This comforting concoction of potatoes and cauliflower is one of my all-time favorite Indian dishes. Parboiling the potatoes ahead of time ensures that both the potatoes and the cauliflower are perfectly tender—not mushy—in the finished dish.
6 | tablespoons | vegetable oil |
1 1/2 | pounds | white potatoes, par-boiled and cooled* |
1 | medium head | culiflower, cut into florets |
1 | medium | onion, minced |
1 | 2-inch piece | ginger, grated |
1 | cup | canned chopped tomatoes, undrained** |
1 1/2 | teaspoons | coriander |
1/2 | teaspoon | ground cumin |
1/2 | teaspoon | ground turmeric |
1/2 | teaspoon | chili powder |
1 | teaspoon | salt |
1/4 | teaspoon | freshly ground black pepper |
~ | cilantro, chopped |
*Select firm white potatoes or Yukon Gold for this dish. Do not use Idaho potatoes, which will become mushy.** Use canned tomatoes from Modena, Italy or Pomi brand tomatoes found in supermarkets. Their flavor is superb! |
1. Cool and cut the par-boiled potatoes in half and then quarter them.
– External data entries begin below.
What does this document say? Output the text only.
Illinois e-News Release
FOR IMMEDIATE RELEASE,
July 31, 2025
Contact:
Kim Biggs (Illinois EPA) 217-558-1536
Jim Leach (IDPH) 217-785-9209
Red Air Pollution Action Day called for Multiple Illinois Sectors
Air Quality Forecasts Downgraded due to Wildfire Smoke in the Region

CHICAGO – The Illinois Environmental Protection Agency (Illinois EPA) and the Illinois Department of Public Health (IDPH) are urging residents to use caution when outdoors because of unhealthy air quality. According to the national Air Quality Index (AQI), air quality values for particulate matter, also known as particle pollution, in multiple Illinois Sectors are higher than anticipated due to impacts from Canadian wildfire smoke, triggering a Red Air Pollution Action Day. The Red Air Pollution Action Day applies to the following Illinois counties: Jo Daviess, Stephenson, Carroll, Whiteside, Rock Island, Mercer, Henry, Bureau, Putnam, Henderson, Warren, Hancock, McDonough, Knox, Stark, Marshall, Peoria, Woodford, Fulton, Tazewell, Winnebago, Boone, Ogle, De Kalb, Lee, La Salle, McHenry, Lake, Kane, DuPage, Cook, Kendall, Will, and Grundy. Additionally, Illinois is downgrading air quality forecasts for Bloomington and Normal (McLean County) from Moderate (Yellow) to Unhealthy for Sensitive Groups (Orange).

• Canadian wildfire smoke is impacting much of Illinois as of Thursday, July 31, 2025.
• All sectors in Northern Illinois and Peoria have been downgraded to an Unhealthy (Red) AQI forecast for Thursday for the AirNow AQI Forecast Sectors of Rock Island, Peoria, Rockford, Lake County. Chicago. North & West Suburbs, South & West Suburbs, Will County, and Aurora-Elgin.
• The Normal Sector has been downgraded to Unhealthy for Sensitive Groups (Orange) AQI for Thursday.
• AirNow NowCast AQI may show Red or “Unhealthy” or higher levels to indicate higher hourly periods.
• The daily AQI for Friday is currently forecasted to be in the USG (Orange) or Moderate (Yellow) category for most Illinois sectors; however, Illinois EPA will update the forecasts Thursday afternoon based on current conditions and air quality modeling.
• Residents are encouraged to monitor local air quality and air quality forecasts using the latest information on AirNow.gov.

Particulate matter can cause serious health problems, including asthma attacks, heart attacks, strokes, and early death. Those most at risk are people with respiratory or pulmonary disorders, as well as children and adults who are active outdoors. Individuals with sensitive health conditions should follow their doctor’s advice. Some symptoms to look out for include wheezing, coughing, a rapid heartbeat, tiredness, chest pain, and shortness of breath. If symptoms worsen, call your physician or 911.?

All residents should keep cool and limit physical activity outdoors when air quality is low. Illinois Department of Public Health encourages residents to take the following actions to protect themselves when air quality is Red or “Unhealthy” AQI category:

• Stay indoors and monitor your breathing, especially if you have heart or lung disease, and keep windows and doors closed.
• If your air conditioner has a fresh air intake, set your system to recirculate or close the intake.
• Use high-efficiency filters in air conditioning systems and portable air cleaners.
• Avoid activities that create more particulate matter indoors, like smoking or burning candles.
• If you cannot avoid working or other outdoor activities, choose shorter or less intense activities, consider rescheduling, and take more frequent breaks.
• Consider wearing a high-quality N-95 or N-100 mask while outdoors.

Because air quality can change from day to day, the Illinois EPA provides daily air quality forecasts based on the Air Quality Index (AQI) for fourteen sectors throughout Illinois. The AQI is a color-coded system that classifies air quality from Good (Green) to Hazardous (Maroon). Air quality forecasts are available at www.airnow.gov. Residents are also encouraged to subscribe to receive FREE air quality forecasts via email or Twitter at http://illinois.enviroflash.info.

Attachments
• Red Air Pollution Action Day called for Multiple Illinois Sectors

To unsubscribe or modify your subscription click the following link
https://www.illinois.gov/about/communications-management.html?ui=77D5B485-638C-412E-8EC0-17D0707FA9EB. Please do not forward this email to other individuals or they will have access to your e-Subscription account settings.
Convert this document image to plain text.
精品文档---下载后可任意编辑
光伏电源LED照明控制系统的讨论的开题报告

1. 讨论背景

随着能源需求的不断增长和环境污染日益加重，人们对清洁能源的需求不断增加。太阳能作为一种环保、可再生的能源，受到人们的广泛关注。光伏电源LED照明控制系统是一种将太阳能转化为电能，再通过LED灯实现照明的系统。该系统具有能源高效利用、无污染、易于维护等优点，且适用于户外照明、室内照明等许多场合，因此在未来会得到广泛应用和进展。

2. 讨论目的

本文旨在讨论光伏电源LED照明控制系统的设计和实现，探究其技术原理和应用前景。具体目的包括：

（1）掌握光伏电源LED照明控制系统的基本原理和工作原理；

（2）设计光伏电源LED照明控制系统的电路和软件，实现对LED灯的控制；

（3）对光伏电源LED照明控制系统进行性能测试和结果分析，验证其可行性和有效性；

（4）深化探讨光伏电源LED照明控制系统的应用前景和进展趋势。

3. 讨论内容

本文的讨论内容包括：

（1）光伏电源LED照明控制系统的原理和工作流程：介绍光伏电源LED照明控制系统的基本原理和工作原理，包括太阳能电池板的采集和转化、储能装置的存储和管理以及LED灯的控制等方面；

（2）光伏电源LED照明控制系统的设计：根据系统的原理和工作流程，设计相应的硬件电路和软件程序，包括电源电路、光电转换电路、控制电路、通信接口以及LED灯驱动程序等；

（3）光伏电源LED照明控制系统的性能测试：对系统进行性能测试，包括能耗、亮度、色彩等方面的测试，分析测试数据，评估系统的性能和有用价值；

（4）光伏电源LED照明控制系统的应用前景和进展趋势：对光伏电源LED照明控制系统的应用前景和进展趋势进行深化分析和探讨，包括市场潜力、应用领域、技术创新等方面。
2. Heat the oil in a medium, heavy-bottomed skillet until just below smoking.
3. Add the potatoes and lightly brown them. Remove and set aside.
4. Add the cauliflower florets to the skillet and cooked until slightly softened and lightly browed. Control the heat as needed so that the cauliflower does not brown too quickly.
5. Add the onion and cook for 3 to 4 minutes.
6. Add the ginger and cook for one minute.
7. Stir in the tomatoes, mix well, and cook for 5 minutes.
8. Add the coriander, cumin, turmeric, chili, salt, and pepper and stir well.
9. Turn the heat down, cover with a tight-fitting lid, and cook for 8–10 minutes or until the potatoes and cauliflower are tender but not mushy. Remove from the heat and place in a serving dish.
10. Chop the cilantro and sprinkle it on top.